Suggesting that terrorism was as dangerous as Hitler in the 1940s, Mr Bush told the teenagers: "We face perils we've never thought about, perils we've never seen before. They're just as dangerous as those perils that your fathers and mothers and grandfathers and grandmothers faced."
 
He demanded that Saddam "declare completely and truthfully his arsenal of terror" and threatened serious consequences if he failed to meet the December 8 deadline to disclose his weapons of mass destruction.
 
"Deception this time will not be tolerated; delay and defiance will invite the severest of consequences," Mr Bush told the students ahead of the summit, which began yesterday.
 
The debate over Iraq threatens to eclipse the original purpose of the summit: a vote approving the entry of seven new members, a step that troubles another important US ally, Russia.
 
Mr Bush will visit Russia to soothe any concerns of the President, Vladimir Putin, who also has reservations about going to war in Iraq.
 
Mr Bush admonished NATO members for failing to maintain strong military capacities, saying: "To meet all of this century's emerging threats, from terror camps in remote regions to hidden laboratories of outlaw regimes, NATO must develop new military capabilities.
 
"NATO forces must become better able to fight side-by-side.

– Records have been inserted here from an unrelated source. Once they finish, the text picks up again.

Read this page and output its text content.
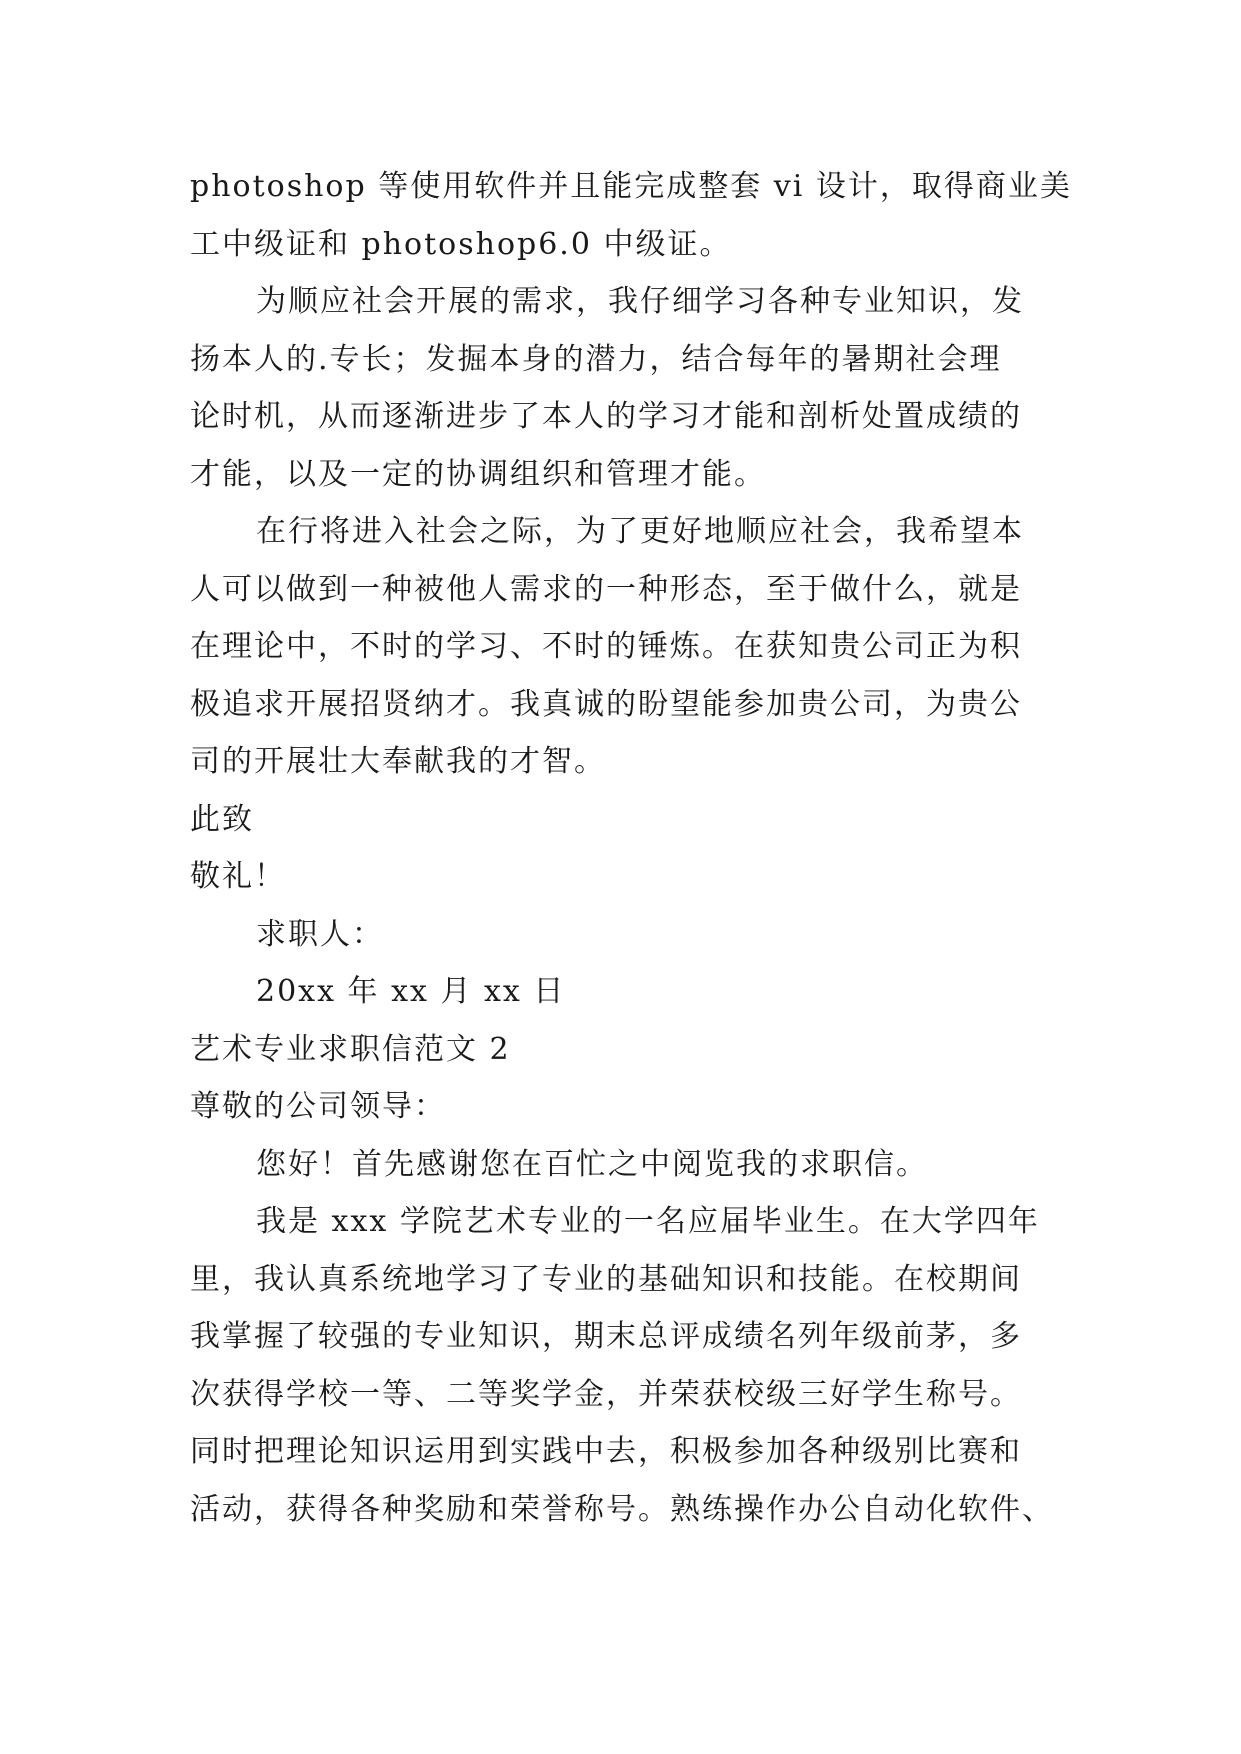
photoshop 等使用软件并且能完成整套 vi 设计，取得商业美
工中级证和 photoshop6.0 中级证。
为顺应社会开展的需求，我仔细学习各种专业知识，发
扬本人的.专长；发掘本身的潜力，结合每年的暑期社会理
论时机，从而逐渐进步了本人的学习才能和剖析处置成绩的
才能，以及一定的协调组织和管理才能。
在行将进入社会之际，为了更好地顺应社会，我希望本
人可以做到一种被他人需求的一种形态，至于做什么，就是
在理论中，不时的学习、不时的锤炼。在获知贵公司正为积
极追求开展招贤纳才。我真诚的盼望能参加贵公司，为贵公
司的开展壮大奉献我的才智。
此致
敬礼！
求职人：
20xx 年 xx 月 xx 日
艺术专业求职信范文 2
尊敬的公司领导：
您好！首先感谢您在百忙之中阅览我的求职信。
我是 xxx 学院艺术专业的一名应届毕业生。在大学四年
里，我认真系统地学习了专业的基础知识和技能。在校期间
我掌握了较强的专业知识，期末总评成绩名列年级前茅，多
次获得学校一等、二等奖学金，并荣获校级三好学生称号。
同时把理论知识运用到实践中去，积极参加各种级别比赛和
活动，获得各种奖励和荣誉称号。熟练操作办公自动化软件、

Those forces must be more mobile and more swiftly deployed."
 
He added: "Because many threats to NATO members come from outside of Europe, NATO forces must be organised to operate outside of Europe. When forces were needed quickly in Afghanistan, NATO's options were limited."
 
Zbigniew Brzezinski, President Jimmy Carter's national security adviser, who is in Prague, said Mr Bush might want to temper his remarks on present threat levels.
 
"Terrorism is a very serious menace; nonetheless, as of now it is still not as grave a threat as a US-Soviet war would have been. We were talking about 180 million fatalities in a nuclear exchange."